Fetching a list of categories is easy... changing the live categories is harder, as you have to pick apart and modify markup.

A file description page looks something like this:

== {{int:filedesc}} ==
{{Information|Description=Backside of iPod Touch fifth-generation. Taken at wikimedia offices by original uploader.|source={{own}}|author=[[User:Brooke Vibber]]|date={{According to EXIF data|2013-04-09}}}}
== {{int:license-header}} ==
{{self|cc-by-sa-3.0}}

{{Uploaded from Mobile|platform=iOS|version=0.17}}
{{Uncategorized|year=2013|month=April|day=9}}

If categories have been included, you won't have that "Uncategorized" template, and you'll have some lines like this:

[[Category:Something]]
[[Category:Another thing]]

Note that wikitext formatting is.... extremely variable. Pages may have been edited manually, and are not guaranteed to conform to the samples above. Category links might appear multiple on a line, or have variant whitespace, or all kinds of interesting things.
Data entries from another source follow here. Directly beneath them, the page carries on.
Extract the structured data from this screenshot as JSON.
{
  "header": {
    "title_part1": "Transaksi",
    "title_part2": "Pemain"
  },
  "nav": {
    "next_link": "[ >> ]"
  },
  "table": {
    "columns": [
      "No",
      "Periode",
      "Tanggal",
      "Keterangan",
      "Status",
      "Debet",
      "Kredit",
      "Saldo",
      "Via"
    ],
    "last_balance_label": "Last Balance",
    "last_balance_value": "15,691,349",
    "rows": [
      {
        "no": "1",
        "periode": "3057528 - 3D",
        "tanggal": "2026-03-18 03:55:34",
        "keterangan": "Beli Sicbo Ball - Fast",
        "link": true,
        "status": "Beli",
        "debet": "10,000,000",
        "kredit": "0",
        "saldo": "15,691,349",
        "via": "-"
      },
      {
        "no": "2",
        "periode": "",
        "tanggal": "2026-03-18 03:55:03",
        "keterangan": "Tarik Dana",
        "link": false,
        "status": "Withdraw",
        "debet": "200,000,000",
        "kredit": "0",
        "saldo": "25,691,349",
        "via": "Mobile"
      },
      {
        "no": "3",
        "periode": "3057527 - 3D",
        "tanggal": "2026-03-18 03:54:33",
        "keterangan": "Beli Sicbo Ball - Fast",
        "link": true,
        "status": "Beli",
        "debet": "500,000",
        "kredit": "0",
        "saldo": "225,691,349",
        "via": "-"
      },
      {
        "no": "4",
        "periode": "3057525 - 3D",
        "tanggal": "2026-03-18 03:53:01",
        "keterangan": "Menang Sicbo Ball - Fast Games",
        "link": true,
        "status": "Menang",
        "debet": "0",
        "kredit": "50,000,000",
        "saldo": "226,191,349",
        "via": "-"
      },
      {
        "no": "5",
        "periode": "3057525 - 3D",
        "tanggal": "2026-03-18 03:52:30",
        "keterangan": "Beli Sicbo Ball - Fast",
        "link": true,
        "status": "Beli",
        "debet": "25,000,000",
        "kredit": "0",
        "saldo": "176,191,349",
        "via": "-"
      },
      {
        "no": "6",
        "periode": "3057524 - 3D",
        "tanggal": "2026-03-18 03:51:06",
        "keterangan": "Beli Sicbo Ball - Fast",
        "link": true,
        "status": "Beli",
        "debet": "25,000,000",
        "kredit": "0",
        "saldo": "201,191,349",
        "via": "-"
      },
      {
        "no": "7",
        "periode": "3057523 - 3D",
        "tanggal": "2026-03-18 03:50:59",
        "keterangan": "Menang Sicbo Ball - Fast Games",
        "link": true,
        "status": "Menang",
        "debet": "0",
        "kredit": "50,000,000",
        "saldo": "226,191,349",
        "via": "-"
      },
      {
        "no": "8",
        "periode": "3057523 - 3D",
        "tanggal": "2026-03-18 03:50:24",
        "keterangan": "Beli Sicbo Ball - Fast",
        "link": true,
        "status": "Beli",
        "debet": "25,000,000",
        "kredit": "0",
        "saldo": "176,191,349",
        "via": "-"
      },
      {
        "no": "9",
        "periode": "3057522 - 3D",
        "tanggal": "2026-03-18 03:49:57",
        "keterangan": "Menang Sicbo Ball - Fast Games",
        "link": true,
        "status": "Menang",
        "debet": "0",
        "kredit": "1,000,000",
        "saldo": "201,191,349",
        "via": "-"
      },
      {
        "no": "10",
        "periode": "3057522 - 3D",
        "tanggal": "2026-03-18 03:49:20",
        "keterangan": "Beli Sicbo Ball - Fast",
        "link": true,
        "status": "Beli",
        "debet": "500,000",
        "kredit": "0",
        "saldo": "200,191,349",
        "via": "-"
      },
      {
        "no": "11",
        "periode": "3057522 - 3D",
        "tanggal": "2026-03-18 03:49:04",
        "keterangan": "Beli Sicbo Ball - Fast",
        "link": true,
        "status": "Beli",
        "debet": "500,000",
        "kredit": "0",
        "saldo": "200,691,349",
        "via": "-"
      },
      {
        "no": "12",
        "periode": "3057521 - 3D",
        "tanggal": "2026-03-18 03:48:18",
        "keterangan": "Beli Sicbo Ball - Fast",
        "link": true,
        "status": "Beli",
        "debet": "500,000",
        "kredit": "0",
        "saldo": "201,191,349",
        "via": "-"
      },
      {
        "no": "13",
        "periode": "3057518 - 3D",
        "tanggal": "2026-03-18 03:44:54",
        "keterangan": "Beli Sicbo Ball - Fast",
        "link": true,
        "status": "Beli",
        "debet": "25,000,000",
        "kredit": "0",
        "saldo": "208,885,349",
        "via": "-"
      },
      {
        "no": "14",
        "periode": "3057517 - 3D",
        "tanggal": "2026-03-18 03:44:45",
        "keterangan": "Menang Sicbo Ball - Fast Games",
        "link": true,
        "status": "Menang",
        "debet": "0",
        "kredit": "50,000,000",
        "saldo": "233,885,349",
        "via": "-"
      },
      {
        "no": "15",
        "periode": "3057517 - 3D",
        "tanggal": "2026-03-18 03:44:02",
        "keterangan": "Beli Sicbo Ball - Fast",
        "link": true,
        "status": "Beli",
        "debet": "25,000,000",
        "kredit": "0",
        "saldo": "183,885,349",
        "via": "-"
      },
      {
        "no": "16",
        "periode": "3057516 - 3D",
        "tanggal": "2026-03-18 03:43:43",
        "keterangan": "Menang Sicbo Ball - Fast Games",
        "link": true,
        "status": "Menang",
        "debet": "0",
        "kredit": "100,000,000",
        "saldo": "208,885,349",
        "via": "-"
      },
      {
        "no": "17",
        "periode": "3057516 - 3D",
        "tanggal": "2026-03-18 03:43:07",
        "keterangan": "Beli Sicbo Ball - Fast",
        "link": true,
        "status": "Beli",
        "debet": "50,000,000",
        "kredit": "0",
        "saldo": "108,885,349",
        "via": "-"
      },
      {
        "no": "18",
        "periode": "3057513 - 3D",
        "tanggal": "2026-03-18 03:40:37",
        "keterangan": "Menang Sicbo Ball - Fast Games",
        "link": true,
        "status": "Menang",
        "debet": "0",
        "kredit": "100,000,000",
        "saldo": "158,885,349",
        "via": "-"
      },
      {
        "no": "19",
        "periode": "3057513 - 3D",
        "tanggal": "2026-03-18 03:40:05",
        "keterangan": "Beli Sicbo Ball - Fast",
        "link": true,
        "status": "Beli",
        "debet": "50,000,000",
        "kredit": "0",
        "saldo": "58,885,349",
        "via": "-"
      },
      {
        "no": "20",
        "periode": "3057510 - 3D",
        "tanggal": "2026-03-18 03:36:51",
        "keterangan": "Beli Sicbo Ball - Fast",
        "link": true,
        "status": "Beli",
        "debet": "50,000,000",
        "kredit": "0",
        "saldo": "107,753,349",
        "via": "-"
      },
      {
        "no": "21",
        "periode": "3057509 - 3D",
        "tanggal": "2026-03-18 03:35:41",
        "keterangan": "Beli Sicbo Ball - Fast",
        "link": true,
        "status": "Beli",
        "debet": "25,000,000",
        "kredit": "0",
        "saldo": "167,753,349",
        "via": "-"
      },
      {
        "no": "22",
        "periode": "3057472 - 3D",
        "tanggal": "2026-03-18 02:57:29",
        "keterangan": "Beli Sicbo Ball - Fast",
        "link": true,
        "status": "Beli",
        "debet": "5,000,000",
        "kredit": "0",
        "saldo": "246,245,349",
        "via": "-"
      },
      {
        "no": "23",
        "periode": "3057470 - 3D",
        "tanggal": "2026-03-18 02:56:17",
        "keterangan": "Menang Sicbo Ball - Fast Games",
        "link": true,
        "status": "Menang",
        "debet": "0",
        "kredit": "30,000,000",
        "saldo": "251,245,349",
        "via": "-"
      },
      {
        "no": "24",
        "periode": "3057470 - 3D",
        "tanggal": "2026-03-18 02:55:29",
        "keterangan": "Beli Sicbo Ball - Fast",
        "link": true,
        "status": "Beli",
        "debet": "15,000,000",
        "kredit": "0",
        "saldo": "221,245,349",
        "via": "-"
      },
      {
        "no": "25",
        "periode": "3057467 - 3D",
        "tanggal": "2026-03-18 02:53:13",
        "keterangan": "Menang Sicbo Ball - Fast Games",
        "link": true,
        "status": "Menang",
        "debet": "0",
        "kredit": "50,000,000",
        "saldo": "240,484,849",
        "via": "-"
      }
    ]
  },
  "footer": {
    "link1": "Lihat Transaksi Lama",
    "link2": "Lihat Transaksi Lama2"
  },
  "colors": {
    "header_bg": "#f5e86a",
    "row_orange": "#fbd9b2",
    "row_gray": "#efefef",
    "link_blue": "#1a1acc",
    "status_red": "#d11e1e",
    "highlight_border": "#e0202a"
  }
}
Things Commons app has to worry about[edit]

When adding categories:

  • remove the "Uncategorized" template if it's present
  • preferably add them on their own line

When removing categories:

  • beware that some categories might actually be implied via templates, and don't appear in the page text as links! Ideally we can distinguish these before we offer a "remove" option and disable it.
  • The first character of a category's name is always normalized to uppercase, but it may be lowercase in the link. (eg 'Category:foo' really means 'Category:Foo')
  • "Category:" can be in any darn case! Yes, it's inconsistent with the rest of the title. 'cAtEgOrY:foo' is legal, and equivalent to 'Category:Foo'
  • if you remove all the categories, you should put back the "Uncategorized" template.

Editing markup[edit]

There's basically two ways you can deal with the markup: throwing regexes at it and hoping that doesn't break, and using the XML preprocessor parse tree.

Regex[edit]

Beware of several things:

  • multiple links may appear on a single line
  • case issues mentioned above
  • category links can include sorting overrides as the second component of the link's pipe-separated parameters. Yeah, fun. [[Category:Foobar|Blah blah]]. If you're just removing things you don't need to care what the content is but you do need to be able to find it with your regex.
  • Uncategorized template could include more or different parameters than are shown in the above examples, in theory.

XML[edit]

There's an option on prop=revisions for getting an XML parse tree of the content in addition to the markup source. This is an XML document based on a parse of the basic heading, template, and link portions of the wiki syntax [1]. This uses the actual MediaWiki parser's preprocessor, so you know it divides up the document in the "right" way.

You could pass this into an XML parser and walk through the structure, looking for the template and link nodes with the matching names and modifying them.

You can flatten the document back to source code simply by concatenating all the text nodes together.